2. What is Philosophy? – Perennial Questions

In this course, you will become acquainted with some of the most important themes of philosophy and their treatment in primary philosophic sources. Philosophers almost never really solve societal, political, or ethical problems, nor do they offer clear-cut answers to questions. However, they do search for different angles to think about such questions, and they analyse the presuppositions of questions. By doing so, they either dismantle naïve opinions or transform them into serious problems, and they turn shallow questions into thoughtful ones. Great philosophers were very successful in putting the right questions on the agenda.

So, the great themes of philosophy are perennial questions – i.e. those that never receive final answers and always remain inescapably worthwhile being asked. Verbally, these questions are fairly simple. Such as: “What is justice?”, “What is happiness?”, “What is truth?”, “What is man?”, “What is a good life?”, “What is time?”, “What is bodily existence?”… Once such questions force you to reflect on them with the aid of guides like Socrates, Kant, or Kierkegaard, you start doing philosophy.

This course will take place in the fourth quartile of the first year. René Munnik and Jan Hoogland will give it. Every class on Wednesday is intended as a seminar for information, reading suggestions and study guidelines, and for discussion with the teacher. Classes on Monday (except the first one) are preparatory group sessions. An extensive study guide will be available at the beginning of the course.

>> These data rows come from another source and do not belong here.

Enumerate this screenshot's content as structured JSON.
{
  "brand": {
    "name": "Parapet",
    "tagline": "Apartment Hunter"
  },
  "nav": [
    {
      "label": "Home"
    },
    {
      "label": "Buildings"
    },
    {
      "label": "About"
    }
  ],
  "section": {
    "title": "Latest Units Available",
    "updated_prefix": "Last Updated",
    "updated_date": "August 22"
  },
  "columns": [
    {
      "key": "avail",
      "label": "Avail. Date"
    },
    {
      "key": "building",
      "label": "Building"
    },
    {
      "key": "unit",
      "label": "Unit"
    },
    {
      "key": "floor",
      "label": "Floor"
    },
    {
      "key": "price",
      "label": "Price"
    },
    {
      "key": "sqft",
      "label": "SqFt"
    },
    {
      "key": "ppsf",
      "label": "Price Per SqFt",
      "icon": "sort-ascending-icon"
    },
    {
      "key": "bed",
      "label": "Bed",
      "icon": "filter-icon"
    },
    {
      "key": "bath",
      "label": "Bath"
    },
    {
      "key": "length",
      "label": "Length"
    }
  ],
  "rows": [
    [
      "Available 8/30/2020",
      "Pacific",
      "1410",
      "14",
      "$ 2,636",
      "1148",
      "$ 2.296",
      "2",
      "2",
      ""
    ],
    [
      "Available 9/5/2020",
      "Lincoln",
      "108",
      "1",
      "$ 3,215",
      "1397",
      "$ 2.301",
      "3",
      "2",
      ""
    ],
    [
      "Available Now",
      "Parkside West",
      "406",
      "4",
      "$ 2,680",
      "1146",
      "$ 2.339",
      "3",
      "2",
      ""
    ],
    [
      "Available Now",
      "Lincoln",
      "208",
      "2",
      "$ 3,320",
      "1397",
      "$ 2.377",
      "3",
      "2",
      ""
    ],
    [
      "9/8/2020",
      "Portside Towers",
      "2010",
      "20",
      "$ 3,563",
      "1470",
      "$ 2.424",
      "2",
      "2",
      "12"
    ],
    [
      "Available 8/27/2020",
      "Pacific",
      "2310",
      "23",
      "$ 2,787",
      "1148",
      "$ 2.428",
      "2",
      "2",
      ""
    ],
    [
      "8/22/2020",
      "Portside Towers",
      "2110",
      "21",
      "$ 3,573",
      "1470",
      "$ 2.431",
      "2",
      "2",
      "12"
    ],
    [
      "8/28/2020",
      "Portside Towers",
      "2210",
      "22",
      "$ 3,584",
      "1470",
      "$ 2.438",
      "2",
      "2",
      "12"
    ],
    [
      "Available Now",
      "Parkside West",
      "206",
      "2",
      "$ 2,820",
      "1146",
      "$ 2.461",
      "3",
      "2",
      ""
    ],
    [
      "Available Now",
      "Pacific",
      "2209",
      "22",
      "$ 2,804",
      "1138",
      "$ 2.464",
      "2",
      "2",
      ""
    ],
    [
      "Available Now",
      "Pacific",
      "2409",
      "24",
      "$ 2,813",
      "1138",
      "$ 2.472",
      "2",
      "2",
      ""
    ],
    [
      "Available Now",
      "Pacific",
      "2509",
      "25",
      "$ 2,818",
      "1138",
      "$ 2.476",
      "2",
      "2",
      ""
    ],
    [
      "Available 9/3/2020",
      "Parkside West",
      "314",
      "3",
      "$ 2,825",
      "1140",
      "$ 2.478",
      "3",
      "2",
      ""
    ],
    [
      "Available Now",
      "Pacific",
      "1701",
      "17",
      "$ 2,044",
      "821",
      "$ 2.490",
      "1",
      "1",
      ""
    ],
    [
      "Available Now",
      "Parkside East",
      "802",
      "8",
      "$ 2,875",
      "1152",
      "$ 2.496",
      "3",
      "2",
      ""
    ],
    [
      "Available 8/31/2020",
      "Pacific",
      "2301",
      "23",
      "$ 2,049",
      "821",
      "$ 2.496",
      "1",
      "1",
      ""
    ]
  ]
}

René Munnik graduated in chemistry (1974), theology (1980), and philosophy (1982). In 1987 he defended his PhD thesis on the metaphysics of the mathematician-philosopher Alfred North Whitehead, entitled De wereld als creatieve voortgang – De ontwikkeling van een totaliteitsgedachte bij A.N. Whitehead.

Since 1987 he teaches philosophy – especially metaphysics, philosophy of science for the humanities, philosophy of culture, and philosophy of religion – at the universities of Nijmegen, Tilburg and Twente. At the moment he is associate professor at Tilburg School of Theology (Tilburg/Utrecht) and he holds the (endowed) Thomas More chair in philosophy at the University of Twente.

After his doctorate, most of his research was devoted to epistemological questions regarding the relationship of natural sciences and the humanities. At the moment, his academic interests concern philosophy of technology and technological mediation, which resulted in his most recent Dutch book –Tijdmachines. Over de technische onderwerping van vergankelijkheid en duur (Klement, 2013).

Jan Hoogland (1959) studied Sociology (bach.) and Philosophy in Rotterdam (Erasmus University). In 1992 he defended his PhD thesis on the German philosopher Theodor W. Adorno and his view on the role of metaphysics in modern philosophy: Autonomie en antinomie. Adorno’s ambivalente verhouding tot de metafysica (Autonomy and antinomy. Adorno’s ambivalent relationship to metaphysics) (cum laude). Since 1997 he is holder of the Chair of Christian Philosophy at the University of Twente.

Hoogland has published some books and many articles in books, journals and magazins. Last year he published with Jochem Quartel Levenskunst voor iedereen. With three colleagues he wrote Denken, ontwerpen, maken. Basisboek techniekfilosofie (2007), which recently is published in English: Philosophy of technology. An introduction for technology and business students.

Beside his special chair at the University of Twente, Jan Hoogland is professor in ‘Formative Education’ at Viaa University of Applied Sciences in Zwolle and assistant professor in Public Administration at VU University in Amsterdam.